My new year's weekend was rather uneventful in a sense. I've never been much of a party person really, nor do I know anyone who is a party person or rather someone who is one and would actually invite me to a party. So I did the old-fashioned dinner and a movie thing, once with family and once with friends.
The odd thing was the two movies I saw could not have been more different from each other. Saturday night was earmarked for Sherlock Holmes: A Game of Shadows, followed by Tinker Tailor Soldier Spy on Sunday afternoon. In fact, after I was done watching the latter movie I couldn't help thinking they were calling the wrong movie A Game of Shadows.
What was even odder, however, is that two days later, I'm starting to see some similarities. And I'm not talking about the obviously British setting, in fact, both movies also travel half-way across Europe.
Most importantly, both exist in a world now swallowed by the past and astonishingly both evoke that lost world with such delicate and adroit detail, so much so that Tinker Tailor Soldier Spy is continuously suffused with a sense of nostalgia and intense yearning.
What they both have in common is also the intrigue, the game of cat-and-mouse, the outwitting of an ideological enemy coupled with a sense of respect, even awe for that enemy's abilities.
While the character embodied by Robert Downey, Jr. is a far cry from the original man with the violin, tobacco pipe, deerstalker and steel-trap mind, there is in parts a trace of the science of deduction that Holmes applied with such finesse. However, I must say I preferred the actor who played Moriarty with such a perfect cold sneer behind an erudite veneer.

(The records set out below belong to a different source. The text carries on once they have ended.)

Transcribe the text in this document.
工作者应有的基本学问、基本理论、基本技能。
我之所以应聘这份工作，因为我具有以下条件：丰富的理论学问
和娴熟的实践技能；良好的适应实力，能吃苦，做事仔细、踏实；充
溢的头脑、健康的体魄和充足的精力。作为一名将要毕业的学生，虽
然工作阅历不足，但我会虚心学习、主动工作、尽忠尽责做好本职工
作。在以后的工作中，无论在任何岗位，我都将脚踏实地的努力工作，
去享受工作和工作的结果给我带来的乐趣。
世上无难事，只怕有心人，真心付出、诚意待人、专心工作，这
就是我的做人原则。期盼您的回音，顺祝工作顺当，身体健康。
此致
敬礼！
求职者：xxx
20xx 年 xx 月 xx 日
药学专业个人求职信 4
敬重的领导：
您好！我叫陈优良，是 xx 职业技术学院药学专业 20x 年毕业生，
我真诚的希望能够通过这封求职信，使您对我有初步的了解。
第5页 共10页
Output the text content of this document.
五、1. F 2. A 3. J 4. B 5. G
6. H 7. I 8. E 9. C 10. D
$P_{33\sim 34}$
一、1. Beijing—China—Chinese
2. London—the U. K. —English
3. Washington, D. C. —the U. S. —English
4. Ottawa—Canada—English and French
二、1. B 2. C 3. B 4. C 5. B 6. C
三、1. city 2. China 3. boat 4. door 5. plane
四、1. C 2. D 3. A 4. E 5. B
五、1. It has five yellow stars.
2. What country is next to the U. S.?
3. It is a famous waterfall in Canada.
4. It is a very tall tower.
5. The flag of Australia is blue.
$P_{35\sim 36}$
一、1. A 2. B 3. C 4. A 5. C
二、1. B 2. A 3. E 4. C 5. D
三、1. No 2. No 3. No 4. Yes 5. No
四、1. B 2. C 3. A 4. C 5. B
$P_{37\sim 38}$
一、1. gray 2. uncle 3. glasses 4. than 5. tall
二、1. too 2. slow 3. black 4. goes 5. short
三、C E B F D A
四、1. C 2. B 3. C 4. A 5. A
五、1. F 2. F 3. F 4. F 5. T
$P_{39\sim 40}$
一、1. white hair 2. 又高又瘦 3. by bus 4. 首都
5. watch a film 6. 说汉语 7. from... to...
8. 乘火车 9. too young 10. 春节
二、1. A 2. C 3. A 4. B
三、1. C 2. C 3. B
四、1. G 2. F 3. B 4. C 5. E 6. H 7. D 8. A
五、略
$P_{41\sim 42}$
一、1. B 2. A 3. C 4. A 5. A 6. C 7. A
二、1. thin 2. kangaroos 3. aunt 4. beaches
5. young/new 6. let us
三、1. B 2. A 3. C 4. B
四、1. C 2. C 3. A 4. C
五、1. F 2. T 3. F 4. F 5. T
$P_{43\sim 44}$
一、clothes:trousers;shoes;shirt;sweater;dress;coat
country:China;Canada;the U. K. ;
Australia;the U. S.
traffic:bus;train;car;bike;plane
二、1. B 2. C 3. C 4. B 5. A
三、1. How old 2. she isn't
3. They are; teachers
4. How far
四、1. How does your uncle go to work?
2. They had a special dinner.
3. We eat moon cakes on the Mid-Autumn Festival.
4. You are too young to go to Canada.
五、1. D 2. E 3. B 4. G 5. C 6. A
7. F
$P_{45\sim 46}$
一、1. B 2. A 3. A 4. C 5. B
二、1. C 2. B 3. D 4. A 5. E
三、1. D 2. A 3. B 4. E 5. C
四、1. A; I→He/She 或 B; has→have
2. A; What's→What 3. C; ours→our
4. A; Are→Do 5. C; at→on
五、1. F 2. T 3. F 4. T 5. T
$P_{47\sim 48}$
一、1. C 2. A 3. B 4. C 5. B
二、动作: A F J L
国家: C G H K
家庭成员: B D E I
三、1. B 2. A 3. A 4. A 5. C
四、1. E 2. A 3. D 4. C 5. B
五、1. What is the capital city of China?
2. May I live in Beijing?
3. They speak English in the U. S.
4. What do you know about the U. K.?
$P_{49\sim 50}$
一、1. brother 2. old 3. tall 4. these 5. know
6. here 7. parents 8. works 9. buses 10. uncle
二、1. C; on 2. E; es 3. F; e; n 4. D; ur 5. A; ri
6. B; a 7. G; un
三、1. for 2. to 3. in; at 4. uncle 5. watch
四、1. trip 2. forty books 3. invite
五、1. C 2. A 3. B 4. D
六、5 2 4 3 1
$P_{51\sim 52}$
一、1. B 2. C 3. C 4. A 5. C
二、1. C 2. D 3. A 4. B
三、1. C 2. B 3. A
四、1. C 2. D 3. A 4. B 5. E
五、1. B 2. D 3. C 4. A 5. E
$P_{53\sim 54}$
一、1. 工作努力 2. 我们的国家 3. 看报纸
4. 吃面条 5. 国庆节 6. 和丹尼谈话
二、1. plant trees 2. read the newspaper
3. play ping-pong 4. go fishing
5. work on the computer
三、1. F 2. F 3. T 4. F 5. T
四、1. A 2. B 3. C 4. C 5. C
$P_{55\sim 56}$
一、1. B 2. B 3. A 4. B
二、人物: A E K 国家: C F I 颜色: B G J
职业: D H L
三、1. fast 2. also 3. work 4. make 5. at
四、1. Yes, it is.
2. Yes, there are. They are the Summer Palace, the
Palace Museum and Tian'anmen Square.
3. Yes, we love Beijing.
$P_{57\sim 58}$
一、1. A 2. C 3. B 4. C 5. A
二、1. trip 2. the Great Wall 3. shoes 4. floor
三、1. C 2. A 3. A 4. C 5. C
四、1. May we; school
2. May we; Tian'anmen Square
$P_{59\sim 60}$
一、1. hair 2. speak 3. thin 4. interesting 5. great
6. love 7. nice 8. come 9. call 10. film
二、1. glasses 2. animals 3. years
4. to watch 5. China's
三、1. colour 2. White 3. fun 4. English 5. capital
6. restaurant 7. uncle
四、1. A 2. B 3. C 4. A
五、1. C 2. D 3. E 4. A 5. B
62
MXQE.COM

On the other hand, Gary Oldman's unsmiling George Smiley is a tired and semi-retired spy turned detective, hunting down a mole planted by his 'arch-enemy', the enigmatic Soviet spymaster Karla.
In a sense, both men are more-or-less singlehandedly trying to stall the outbreak of a world war, though the anachronistic bomb explosions in the Sherlock movie are nowhere near as scary as the leaky cauldron of secrets that is the British intelligence agency in the face of the Cold War.
And while Holmes has his loyal companion and best friend in Dr. Watson played by a genuinely funny Jude Law reluctantly tagging along 'one last time', the banter between the two characters and the chemistry between the two actors accounting for most of the entertainment the film provides, Smiley has his dependably sharp and intrepid young protege, Peter Guillam portrayed with a callow vulnerability by the excellent Benedict Cumberbatch who I'm justifiably beginning to have a major crush on.
I also spent a lot of time admiring the languorous beauty of the Victorian world that Holmes and Watson traipse around in. This smoky, overcast, almost dingy vision of London is so beautifully and painstakingly rendered that I can't help but determine that this is to be the exact setting for the stories in my mind when I next read them.
Sadly, the movie is only a fraction of what it could have been. I sat through it the whole time thinking what it would have been like without the naughty innuendo and the grating slow motion fisticuffs and well, the surprising lack of suspense.
At the diametrically opposite end of the spectrum lay Tinker Tailor Soldier Spy. Now, this film builds up suspense like no spy thriller you've ever seen. Unlike other stylised spy movies, this one has effectively three gunshots and one made me flinch as the blood splattered the grubby wall covered with flowery wallpaper while another underlined who loved whom and who betrayed whom.
It's a film you watch with your body and mind on high alert. This is a world of secrets and lies, illusions and half-truths, misplaced loyalties and unexpected betrayals. Here spies aren't flashy like James Bond or Ethan Hunt, but deceptively quiet watchers and whisperers, their espionage involving coded telegrams and tapped telephones rather than car-chases and hand-to-hand combat.
I can almost imagine Holmes nodding his head in approval of the inobtrusively stolid and cerebral mystery-solving Smiley, an infinitely better successor to Holmes than the brawling wisecracking ruffian that Downey plays. I have absolutely no doubt which movie Holmes himself would choose to watch.
After coming out of the cinema hall on Sunday afternoon, stepping into the cheerful winter sunlight, I shivered a little certainly not from the cold weather, mostly thankful that I wasn't around in the days of the Cold War.
While the idea that history repeats itself lies at the muddled core of the Sherlockian adventure, a lesson that Tinker Tailor Soldier Spy chillingly imparts inspite of its gentle nostalgia is that the past really is a foreign country, and one should explore it carefully.